Sustainability: Reduce Reuse Recycle

In 2022, the National Footprint and Biocapacity Accounts, from the York University’s Ecological Footprint Initiative, estimated that if all human beings lived like US residents, we would need 5.1 Earths. “Reduce, reuse, recycle” is the mantra many strive to live our lives by. Sure, we do our best to responsibly discard waste, by recycling, and dutifully collecting our green waste for composting. But what about our consumption of Earth’s resources which dramatically depletes the planet, while generating more waste? How to tweak our ways of living while preserving the sacrosanct convenience we want in our lives?

 

I have written in past about circular micro-economies such as Buy Nothing and Freecycle which allow for donating goods to one another, without financial or bartering considerations.

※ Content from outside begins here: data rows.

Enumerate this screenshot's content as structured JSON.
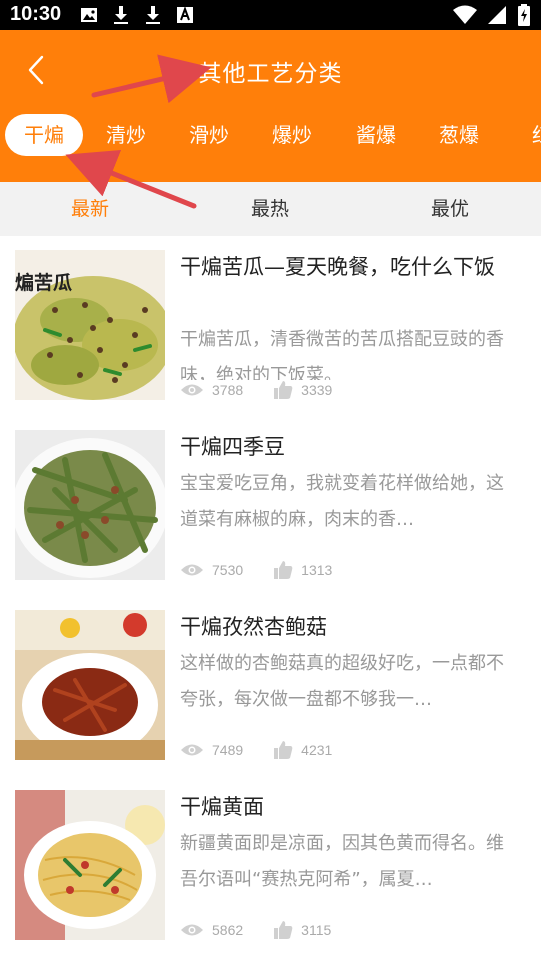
{
  "status_bar": {
    "time": "10:30"
  },
  "header": {
    "title": "其他工艺分类"
  },
  "categories": [
    {
      "label": "干煸",
      "active": true
    },
    {
      "label": "清炒",
      "active": false
    },
    {
      "label": "滑炒",
      "active": false
    },
    {
      "label": "爆炒",
      "active": false
    },
    {
      "label": "酱爆",
      "active": false
    },
    {
      "label": "葱爆",
      "active": false
    },
    {
      "label": "红",
      "active": false
    }
  ],
  "sort_tabs": [
    {
      "label": "最新",
      "active": true
    },
    {
      "label": "最热",
      "active": false
    },
    {
      "label": "最优",
      "active": false
    }
  ],
  "recipes": [
    {
      "title": "干煸苦瓜—夏天晚餐，吃什么下饭",
      "description": "干煸苦瓜，清香微苦的苦瓜搭配豆豉的香味，绝对的下饭菜。",
      "views": "3788",
      "likes": "3339",
      "image_label": "煸苦瓜"
    },
    {
      "title": "干煸四季豆",
      "description": "宝宝爱吃豆角，我就变着花样做给她，这道菜有麻椒的麻，肉末的香…",
      "views": "7530",
      "likes": "1313"
    },
    {
      "title": "干煸孜然杏鲍菇",
      "description": "这样做的杏鲍菇真的超级好吃，一点都不夸张，每次做一盘都不够我一…",
      "views": "7489",
      "likes": "4231"
    },
    {
      "title": "干煸黄面",
      "description": "新疆黄面即是凉面，因其色黄而得名。维吾尔语叫“赛热克阿希”，属夏…",
      "views": "5862",
      "likes": "3115"
    }
  ],
  "colors": {
    "accent": "#ff7f0a",
    "annotation_arrow": "#e0474c"
  },
  "icons": [
    "back-chevron-icon",
    "eye-icon",
    "thumbs-up-icon",
    "wifi-icon",
    "signal-icon",
    "battery-icon",
    "image-icon",
    "download-icon",
    "font-icon"
  ]
}
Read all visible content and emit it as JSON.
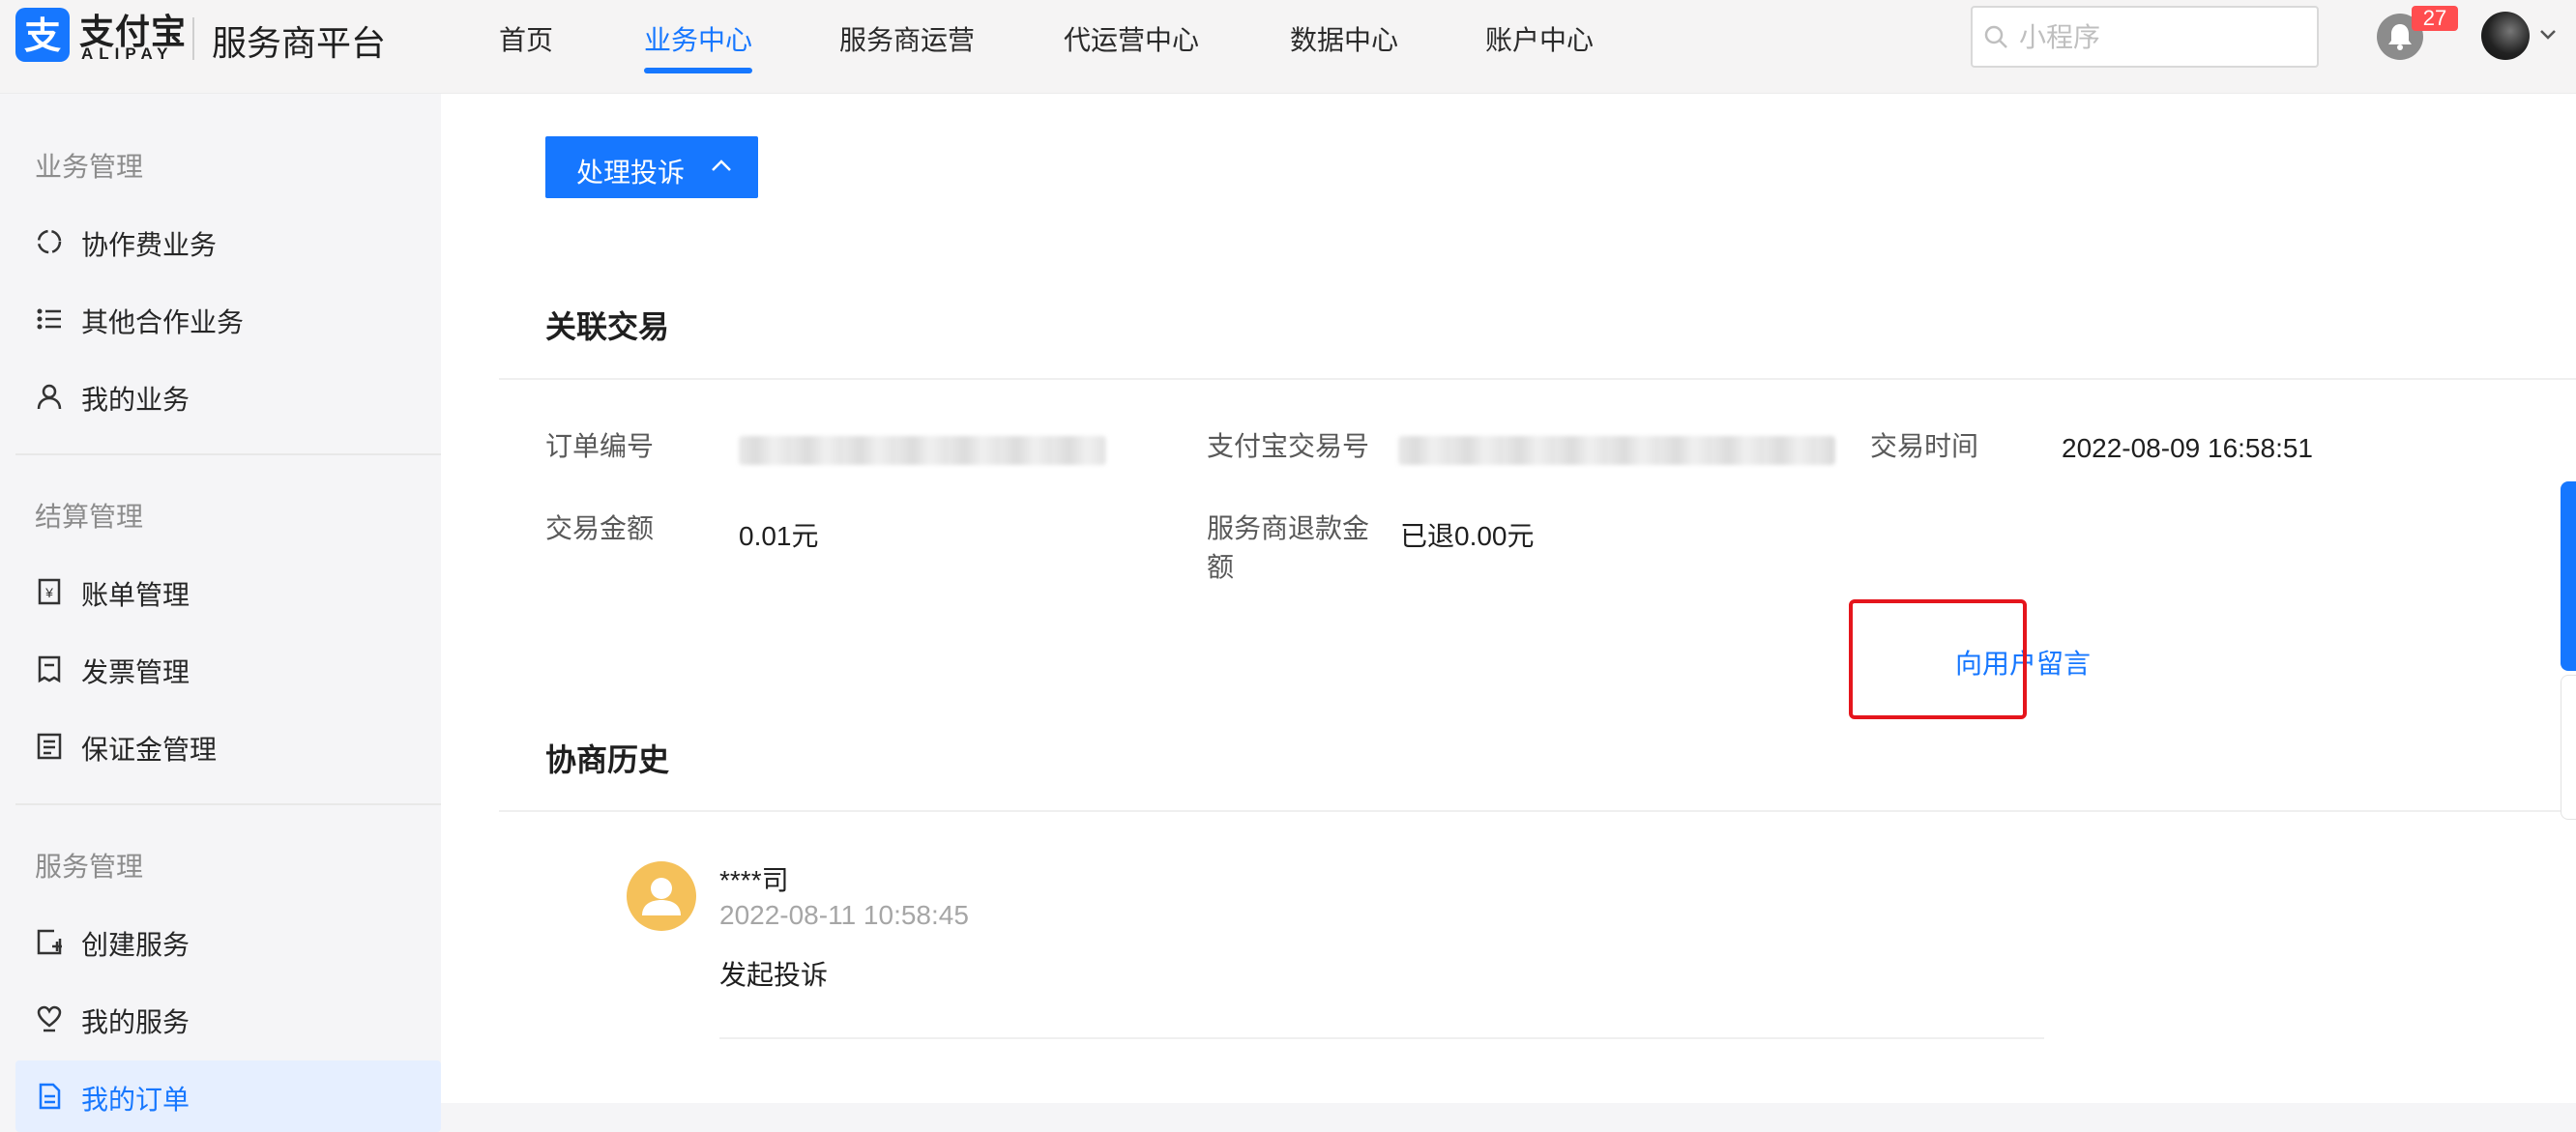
{
  "header": {
    "logo_cn": "支付宝",
    "logo_en": "ALIPAY",
    "platform": "服务商平台",
    "nav": [
      "首页",
      "业务中心",
      "服务商运营",
      "代运营中心",
      "数据中心",
      "账户中心"
    ],
    "active_nav": "业务中心",
    "search_placeholder": "小程序",
    "notification_count": "27"
  },
  "sidebar": {
    "groups": [
      {
        "title": "业务管理",
        "items": [
          "协作费业务",
          "其他合作业务",
          "我的业务"
        ]
      },
      {
        "title": "结算管理",
        "items": [
          "账单管理",
          "发票管理",
          "保证金管理"
        ]
      },
      {
        "title": "服务管理",
        "items": [
          "创建服务",
          "我的服务",
          "我的订单"
        ]
      }
    ],
    "active_item": "我的订单"
  },
  "main": {
    "handle_button": "处理投诉",
    "related_title": "关联交易",
    "fields": {
      "order_no_label": "订单编号",
      "alipay_trade_label": "支付宝交易号",
      "trade_time_label": "交易时间",
      "trade_time_value": "2022-08-09 16:58:51",
      "amount_label": "交易金额",
      "amount_value": "0.01元",
      "refund_label": "服务商退款金额",
      "refund_value": "已退0.00元"
    },
    "history_title": "协商历史",
    "message_link": "向用户留言",
    "history": [
      {
        "name": "****司",
        "time": "2022-08-11 10:58:45",
        "text": "发起投诉"
      }
    ]
  },
  "colors": {
    "accent": "#1677ff",
    "highlight": "#e5151c",
    "badge": "#ff4d4f"
  }
}
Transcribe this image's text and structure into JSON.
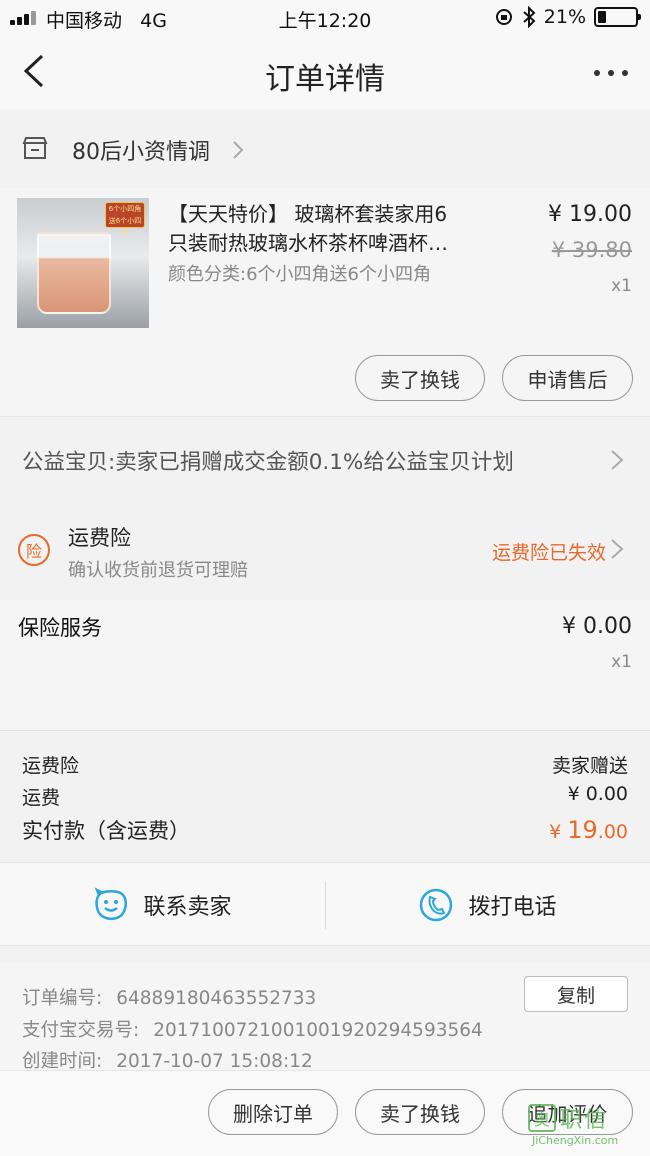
{
  "status_bar": {
    "carrier": "中国移动",
    "network": "4G",
    "time": "上午12:20",
    "battery": "21%",
    "battery_level": 0.21
  },
  "nav": {
    "title": "订单详情"
  },
  "shop": {
    "name": "80后小资情调"
  },
  "item": {
    "badge": "6个小四角 送6个小四角",
    "title_line1": "【天天特价】 玻璃杯套装家用6",
    "title_line2": "只装耐热玻璃水杯茶杯啤酒杯…",
    "sku": "颜色分类:6个小四角送6个小四角",
    "price": "¥ 19.00",
    "original_price": "¥ 39.80",
    "quantity": "x1",
    "sell_button": "卖了换钱",
    "after_sale_button": "申请售后"
  },
  "charity": {
    "text": "公益宝贝:卖家已捐赠成交金额0.1%给公益宝贝计划"
  },
  "insurance": {
    "icon_char": "险",
    "name": "运费险",
    "desc": "确认收货前退货可理赔",
    "status": "运费险已失效"
  },
  "service": {
    "name": "保险服务",
    "price": "¥ 0.00",
    "quantity": "x1"
  },
  "summary": {
    "insurance_label": "运费险",
    "insurance_value": "卖家赠送",
    "shipping_label": "运费",
    "shipping_value": "¥ 0.00",
    "paid_label": "实付款（含运费）",
    "paid_currency": "¥ ",
    "paid_int": "19",
    "paid_dec": ".00"
  },
  "contact": {
    "seller_label": "联系卖家",
    "phone_label": "拨打电话"
  },
  "order_info": {
    "order_no_label": "订单编号:",
    "order_no": "64889180463552733",
    "alipay_label": "支付宝交易号:",
    "alipay_no": "2017100721001001920294593564",
    "created_label": "创建时间:",
    "created": "2017-10-07 15:08:12",
    "copy_button": "复制"
  },
  "bottom": {
    "delete_button": "删除订单",
    "sell_button": "卖了换钱",
    "review_button": "追加评价"
  },
  "watermark": {
    "logo_char": "奥",
    "cn": "职信",
    "en": "JiChengXin.com"
  },
  "colors": {
    "accent": "#e8692c",
    "contact_icon": "#2aa7e0"
  }
}
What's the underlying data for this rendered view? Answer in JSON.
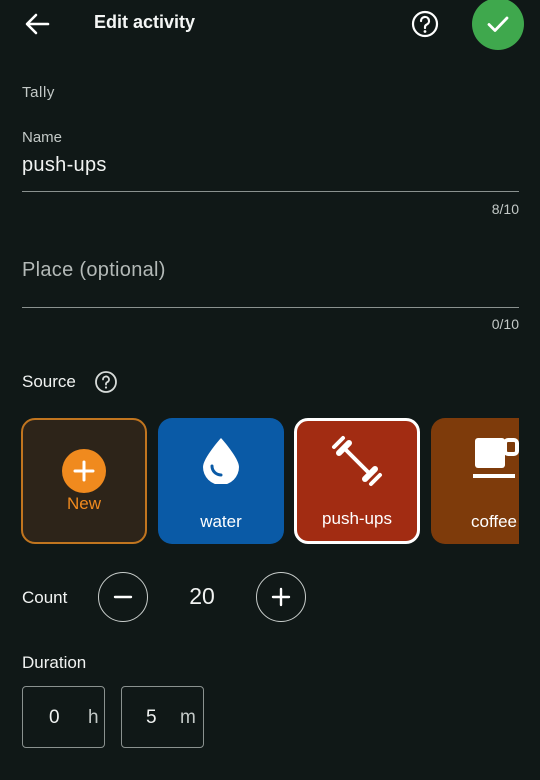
{
  "header": {
    "title": "Edit activity",
    "icons": {
      "back": "arrow-left-icon",
      "help": "help-circle-icon",
      "save": "check-icon"
    },
    "save_color": "#3fa84d"
  },
  "section_caption": "Tally",
  "name_field": {
    "label": "Name",
    "value": "push-ups",
    "counter": "8/10"
  },
  "place_field": {
    "placeholder": "Place (optional)",
    "value": "",
    "counter": "0/10"
  },
  "source": {
    "label": "Source",
    "help_icon": "help-circle-icon",
    "cards": [
      {
        "label": "New",
        "icon": "plus-circle-icon",
        "color": "#2d2419",
        "accent": "#f08a1e"
      },
      {
        "label": "water",
        "icon": "water-drop-icon",
        "color": "#0a5aa6"
      },
      {
        "label": "push-ups",
        "icon": "dumbbell-icon",
        "color": "#a22c12",
        "selected": true
      },
      {
        "label": "coffee",
        "icon": "coffee-cup-icon",
        "color": "#7e3b0b"
      }
    ]
  },
  "count": {
    "label": "Count",
    "value": "20",
    "minus_icon": "minus-icon",
    "plus_icon": "plus-icon"
  },
  "duration": {
    "label": "Duration",
    "hours": {
      "value": "0",
      "unit": "h"
    },
    "minutes": {
      "value": "5",
      "unit": "m"
    }
  }
}
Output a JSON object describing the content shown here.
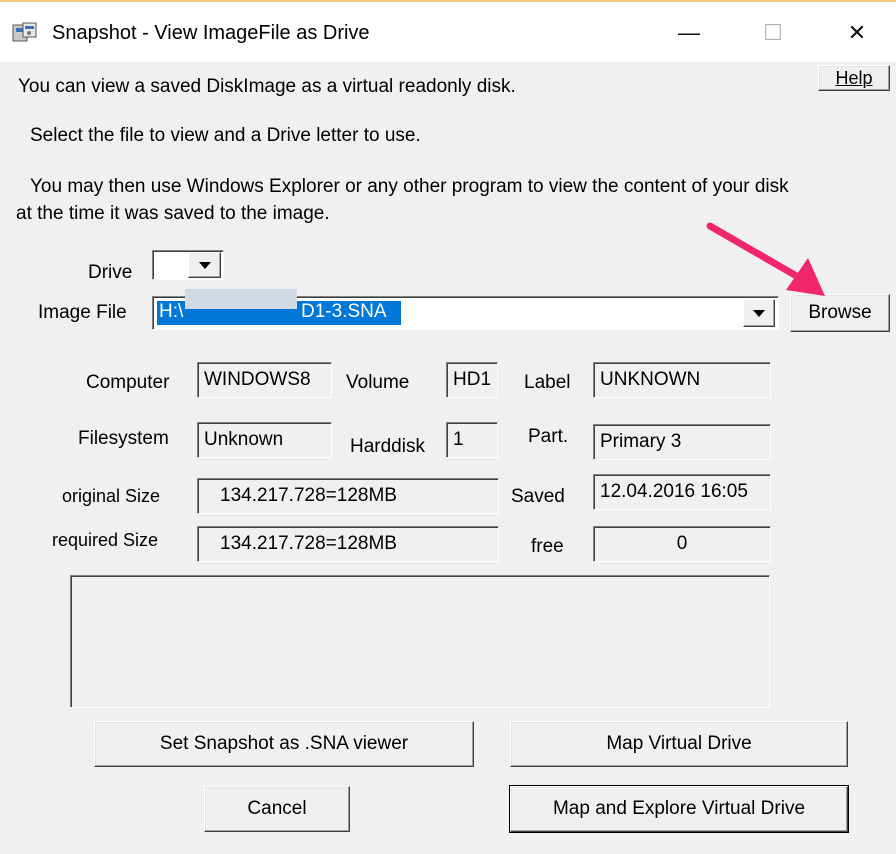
{
  "window": {
    "title": "Snapshot - View ImageFile as Drive",
    "minimize_glyph": "—",
    "maximize_glyph": "☐",
    "close_glyph": "✕"
  },
  "help_label": "Help",
  "intro": {
    "line1": "You can view a saved DiskImage as a virtual readonly disk.",
    "line2": "Select the file to view and a Drive letter to use.",
    "line3a": "You may then use Windows Explorer or any other program to view the content of your disk",
    "line3b": "at the time it was saved to the image."
  },
  "drive": {
    "label": "Drive",
    "value": ""
  },
  "image_file": {
    "label": "Image File",
    "value_start": "H:\\",
    "value_end": "D1-3.SNA"
  },
  "browse_label": "Browse",
  "info": {
    "computer_label": "Computer",
    "computer_value": "WINDOWS8",
    "volume_label": "Volume",
    "volume_value": "HD1",
    "label_label": "Label",
    "label_value": "UNKNOWN",
    "filesystem_label": "Filesystem",
    "filesystem_value": "Unknown",
    "harddisk_label": "Harddisk",
    "harddisk_value": "1",
    "part_label": "Part.",
    "part_value": "Primary 3",
    "orig_size_label": "original Size",
    "orig_size_value": "134.217.728=128MB",
    "saved_label": "Saved",
    "saved_value": "12.04.2016 16:05",
    "req_size_label": "required Size",
    "req_size_value": "134.217.728=128MB",
    "free_label": "free",
    "free_value": "0"
  },
  "buttons": {
    "set_viewer": "Set Snapshot as .SNA viewer",
    "map_drive": "Map Virtual Drive",
    "cancel": "Cancel",
    "map_explore": "Map and Explore Virtual Drive"
  },
  "colors": {
    "selection": "#0078d7",
    "redaction": "#cfd8e3",
    "arrow": "#f0286a",
    "dialog_bg": "#f0f0f0"
  }
}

Let’s dig into an innovative large-scale solution where goods can serve many lifetimes.

 

Dr. Garry Cooper, neuroscientist, entrepreneur, CEO, and co-founder of Rheaply, a climate tech company, started noticing that within his workspace, people were not aware of excess or unused lab material or furniture that could be used by others, avoiding the need to buy new. What he recognized as “double-waste”, or the unnecessary expenditure of energy, pollution, transportation and purchases, made him think of developing a system of “exchange of value” where a need would be matched to a resource. This system would be at the opposite end of our well-known and widespread linear economy: extract, manufacture, transport, purchase, use, throw away. Hence, a structured circular economy would design products with their end-of-life or reusability in mind, catalog them to facilitate finding a destination for their second or third life, and avoid losing such resources. Cell phones and more recently, electric vehicles, are already made heavily using recycled or recyclable components and metals; it would be a widening of the practice to many more spheres of our economy. Jobs could be created through the need to assess an item’s condition and refurbish it for its next life.

 

San Francisco is currently running a pilot of the program with 200 businesses participating, along with the strong support from a set of city ordinances facilitating and encouraging its implementation.

 

Steps to protect our planet are often impeded by political agendas, misinformation, and fear of being sued. Yet, Dr. Cooper’s initiative is one that will create jobs, while denting the impact of our heavy consumerism ways that is suffocating Earth.